Data is easy to transform - these fields look just regular payload fields.
When persisting this data into a data store, the metadata will be added by default. This is handy for writing data to a data lake or data warehouse. But it can also contain PII or other values that need special handling (which means additional transformation steps).
Also, metadata fields are mixed with the payload fields at the schema level. This is not always preferable. What if you want to evolve metadata fields? You can’t really do it separately from the payload fields, and this could mean updating hundreds or thousands of schemas. It also means that enforcing metadata fields at a schema level can be problematic.
A message envelope can be used to separate metadata fields from payload fields. Here’s an example:
product_name: How Query Engines Work
The biggest advantage of this approach is the flexibility to evolve metadata and payload schemas separately (you need to find a way to version them differently; the next section may help with that).
This approach addresses some concerns from the previous section but raises a new one: “flattening”. Some databases may not support nested fields well, so you may need to “flatten” the message before writing it to the destination (so that the end result may look like the message from the previous section). Still, with this approach, you have more flexibility and control over the message schemas.
Most of the streaming and messaging platforms support the concept of headers nowadays. Headers can also be used for storing metadata, but it may be even harder to combine them with the rest of the payload fields to get a nicely “flattened” message before writing it to a database - many processing frameworks still don’t have good support for extracting headers from Kafka records (try writing Flink SQL that references Kafka message headers; it’s possible, I challenge you 😅).
But message headers have a big advantage. In modern data systems, serialization and deserialization usually take a lot of computational power (I wrote about some struggles with Debezium / Flink CDC here, Deserialization has its own section). And accessing message headers doesn’t require message deserialization! This makes it ideal for data routing and filtering cause deserializing the whole message just to skip it is very wasteful.
Also, since storage is cheap (kinda), you can use headers in addition to the message envelope or payload metadata - just cherry-pick fields that may be useful.
And I believe that the message headers are the best location for schema ids! This is true both for the payload and the envelope schemas - using version headers can be an elegant way to supply both at the same time.
Another place to find metadata can be Kafka topic names. This is what a typical Kafka topic naming convention looked like in Activision/Demonware in ~2018 (note: yes, it violates some of the existing best practices):
As you can see, it’s possible to extract a lot of useful metadata from the name, like the environment name, the producer name, message category.
Of course, this metadata is applicable to all records within the topic, so you don’t have per-record granularity. But it’s still useful in many situations.
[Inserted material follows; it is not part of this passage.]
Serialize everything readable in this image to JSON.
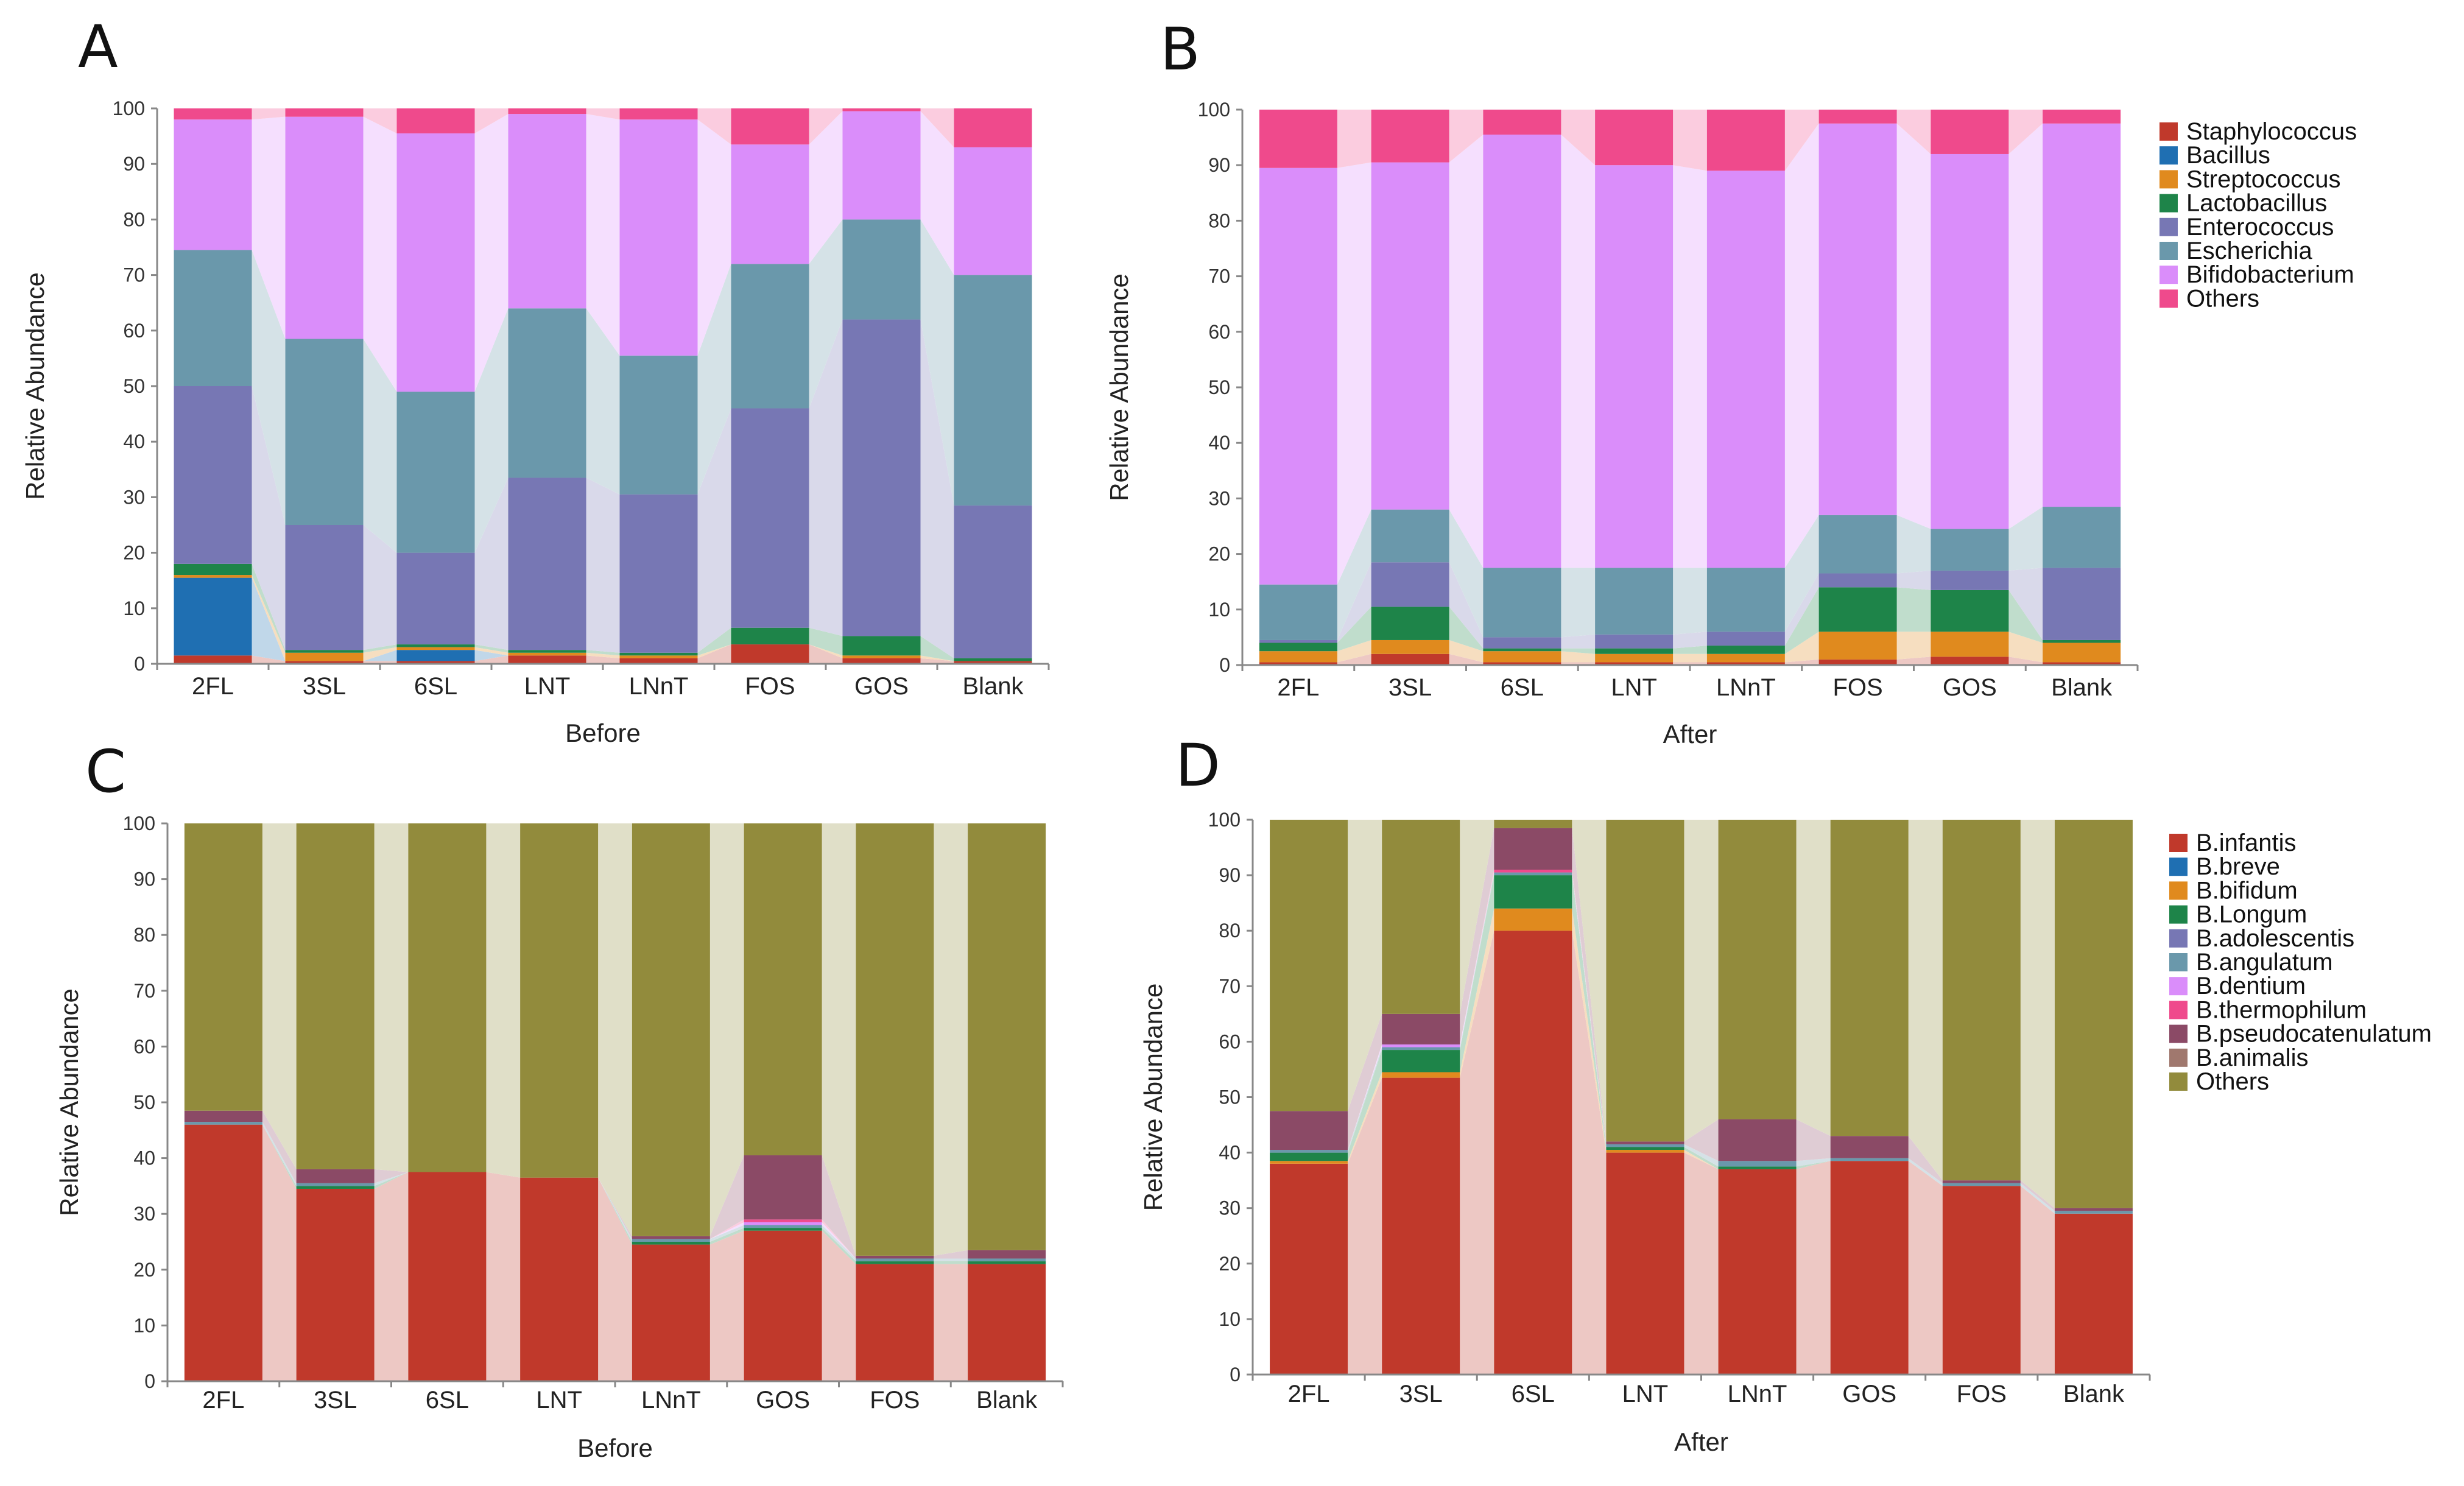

Finally, when using schema-based data formats like Avro or Protobuf it’s possible to encode some metadata (not just field names and types!) in the schema itself. Both Avro and Protobuf have a concept of custom properties.
These also don’t have per-record granularity, so they only can be used for providing metadata for a collection of records with the same schema. My favourite example here is specifying columns that belong to a primary key for messages generated via a Change Data Capture process. This information can be very useful downstream, and it’s hard to obtain it in some other way unless connecting to the database directly.
I consider an event to be a type of message alongside a command and a document. Since metadata is applicable to all of them, I mostly use message in this post.